Generally, we found that it was difficult to find a single learning rate scheduler that worked well for different hyperparameter settings – a decay rate that seemed to work well for the 500-unit LSTM seemed too slow for the 200-unit model, etc. Given indefinite resources, ideally we would run a broad grid search to pick the best model.

See the following sections for visualizations of the attention weights and comparisons between the translations produced by the beam coder and the Google Translate predictions.

Translation examples

We can compare the translations produced by the beam search decoder to the predictions from Google translate:

Source	Our Model	Google
Arbeit kam später, Heiraten kam später, Kinder kamen später, selbst der Tod kam später.	work came later , <unk> came later later , children came later later , even the death came later .	Work came later, marriages came later, children came later, even death came later
Das ist es , was Psychologen einen Aha-Moment nennen.	That ’s what psychologists call a <unk> call .	That’s what psychologists call an aha moment.
Dies ist nicht meine Meinung. Das sind Fakten.	This is not my opinion . These are facts .	This is not my opinion. These are facts.
In den 20ern sollte man sich also weiterbilden über den Körper und die eigenen Möglichkeiten	So in the <unk> , you should be thinking about the body and the own possibilities .	In the 20’s you should continue to educate yourself about the body and your own possibilities
Wie würde eine solche Zukunft aussehen?	What would such a future look like ?	What would such a future look like?

Attention visualizations

We can visualize the dot-product attention by plotting the weights assigned to the encoder hidden states for each step during decoding.

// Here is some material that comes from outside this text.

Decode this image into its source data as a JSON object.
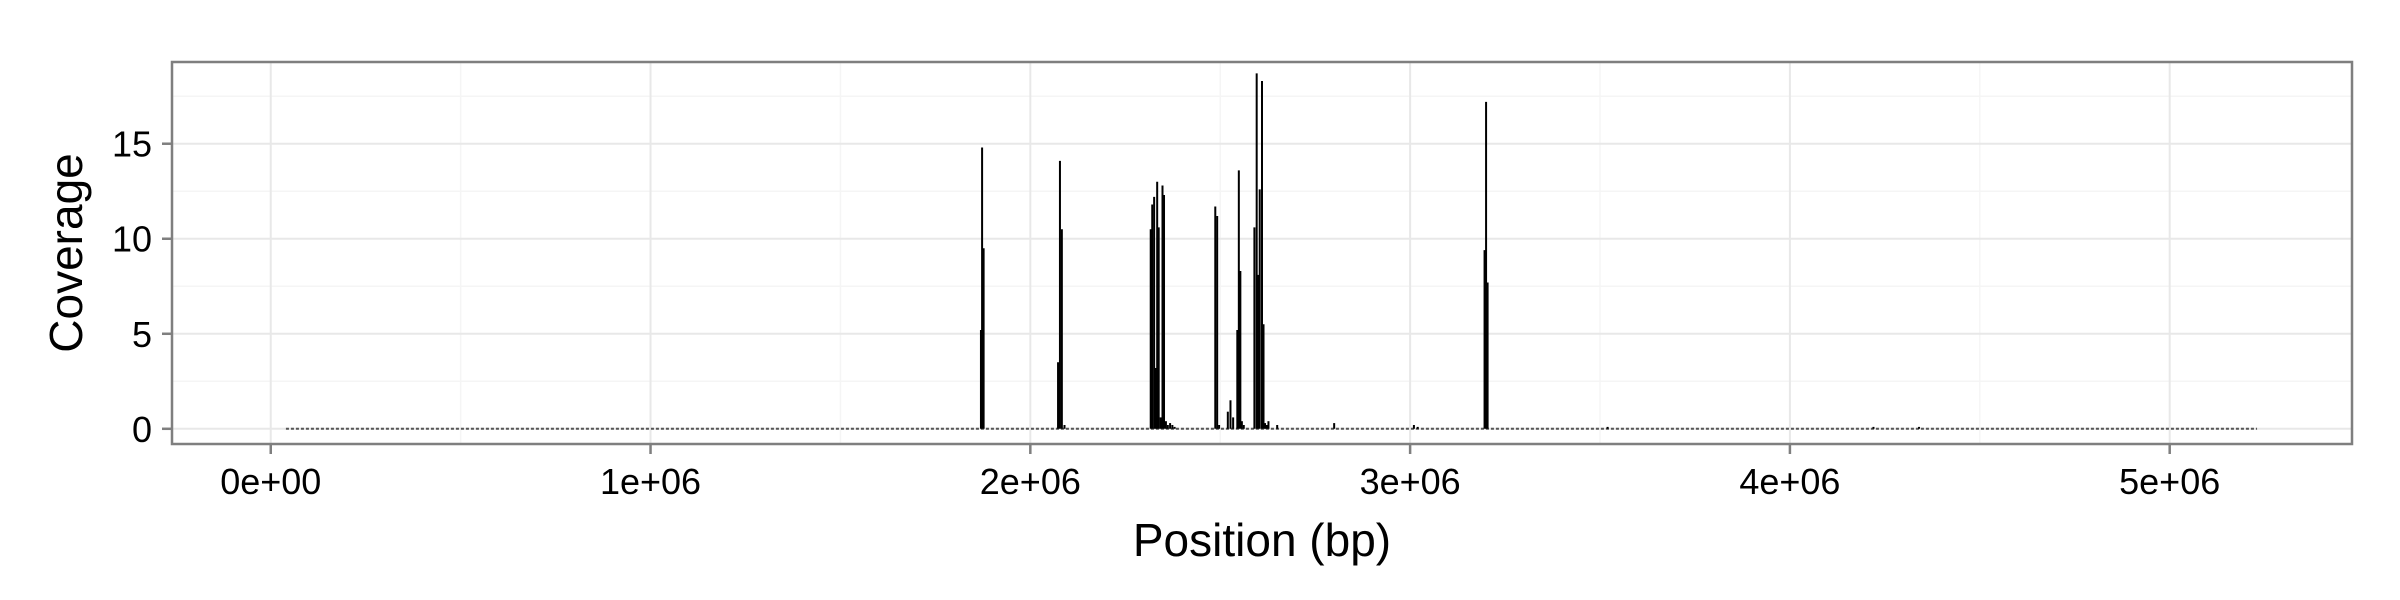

'Dies ist nicht meine Meinung. Das sind Fakten' --> 'This is not my opinion. These are facts.'

'Oh, yeah! Ihr seid alle unglaublich' --> 'Oh, yeah! You're all incredible.'

Conclusion

We trained two classes of models – a basic encoder-decoder architecture as described by (Sutskever et al., 2014) and a series of models that use dot-product attention to give the decoder a more flexible representation of the input. Though we experimented with more complex architectures such as bidirectional LSTMs with multilayer perceptrons for attention weighting, our best-performing models used the basic dot-product attention.

References

Bahdanau, D., Cho, K. & Bengio, Y. Neural Machine Translation by Jointly Learning to Align and Translate. doi:10.1146/annurev.neuro.26.041002.131047. 2014.

Cho, K. et al. Learning Phrase Representations using RNN Encoder-Decoder for Statistical Machine Translation. doi:10.3115/v1/D14-1179. 2014.

Luong, M.-T., Pham, H. & Manning, C. D. Effective Approaches to Attention-based Neural Machine Translation. doi:10.18653/v1/D15-1166. 2015.

Neubig, G. Neural Machine Translation and Sequence-to-sequence Models: A Tutorial. 2017.

Sutskever, I., Vinyals, O. & Le, Q. V. Sequence to sequence learning with neural networks. Advances in Neural Information Processing Systems (NIPS), pages 3104–3112. 2014.